Examples of Normal Matrices#

Several important families of matrices are normal, which is why this property is so useful.

Hermitian matrices: These are the complex equivalent of real symmetric matrices and satisfy \(A^H = A\). They are clearly normal since \(A \cdot A = A \cdot A\). Their eigenvalues are always real.
Unitary matrices: These matrices represent rotations and reflections in complex space and satisfy \(Q^H Q = I\). Since \(Q^{-1} = Q^H\), they also satisfy \(Q Q^H = I\), so \(Q Q^H = Q^H Q\).
Skew-Hermitian matrices: These satisfy \(A^H = -A\). They are normal because \(A(-A) = (-A)A = -A^2\). Their eigenvalues are purely imaginary.
Diagonal matrices: Any diagonal matrix is normal because diagonal matrices always commute with each other, and the conjugate transpose of a diagonal matrix is also diagonal.

The Spectral Theorem for Normal Matrices#

The Spectral Theorem provides the crucial link between the algebraic property of normality and the geometric property of its eigenvectors.

Theorem 4 (Spectral Theorem)

A complex square matrix \(A\) is unitarily diagonalizable if and only if it is normal.
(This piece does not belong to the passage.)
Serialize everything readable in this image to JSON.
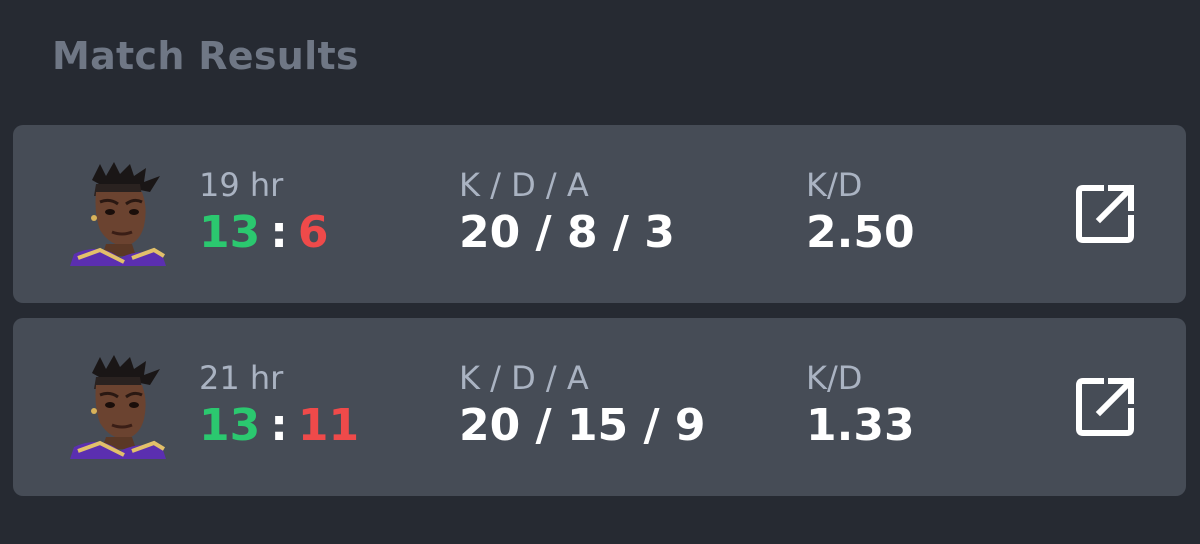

To be unitarily diagonalizable means that \(A\) can be decomposed into the form:

\[A = Q \Lambda Q^H\]

This decomposition has a beautiful interpretation:

\(\Lambda\) is a diagonal matrix whose entries are the eigenvalues of \(A\).
\(Q\) is a unitary matrix whose columns are the corresponding eigenvectors of \(A\).
The fact that \(Q\) is unitary means its columns form an orthonormal basis for the vector space \(\mathbb{C}^n\).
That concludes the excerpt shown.